桜を見る会とその前夜祭と、国会での野党のなすべき質問―修辞学でいわれる比較からの議論によって見てみたい

 桜を見る会のことを国会で野党の議員がとり上げる。そんなことをいましている場合なのか、ということが言われていた。

 いまの首相による政権の大臣は、ツイッターのツイートで、桜を見る会についてを質問する野党のことを疑問視していた。それよりも、いま中国で問題となっているコロナウィルスによる新型肺炎への対応の質問を野党の議員はするべきだというのだ。

 大臣が言うように、桜を見る会のことについてよりも、新型肺炎のことについてを野党の議員は優先して質問するべきなのだろうか。このことについては、修辞学でいわれる比較からの議論によって見てみることができる。

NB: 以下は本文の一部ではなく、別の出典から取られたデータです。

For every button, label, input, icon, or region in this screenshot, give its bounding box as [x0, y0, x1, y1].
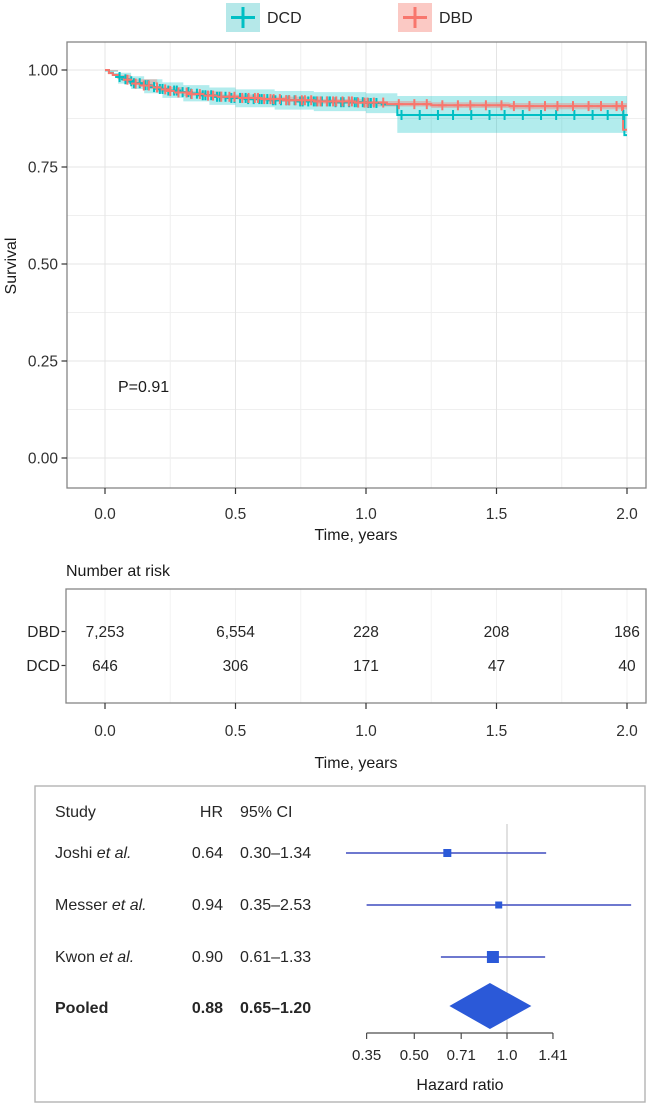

 どういう質問を野党の議員が国会で行なうのがふさわしいのかは、優劣によるものだ。それとは別に、類似によって見られるとすると、質疑にたいする応答を求めることでは同じだ。

 桜を見る会について、いまの首相による政権(主として首相)は質問にまともに答えられていないのが目だつ。そこからおしはかるとすると、桜を見る会の質問にまともに答えられていないことが多いのだから、ほかの質問についてもまともに答えを得られるのぞみは高くはないのではないだろうか。そのように敷えんして見ることができる。

 優劣ということでは、桜を見る会のことは劣で、新型肺炎のことは優だというのは、たしかに当たっているのはある。それはあるものの、その優と劣の当てはめを逆にすることもまたできる。というのも、いまの首相による政権の目線に立ってみれば、桜を見る会のことは政権の持続(浮沈)にとって重大なことなので、優だとも見られる。その優のことについてを、政権(主として首相)はほとんどまともに答えられていない。このことのもつ意味はそんなに小さくはないのではないだろうか。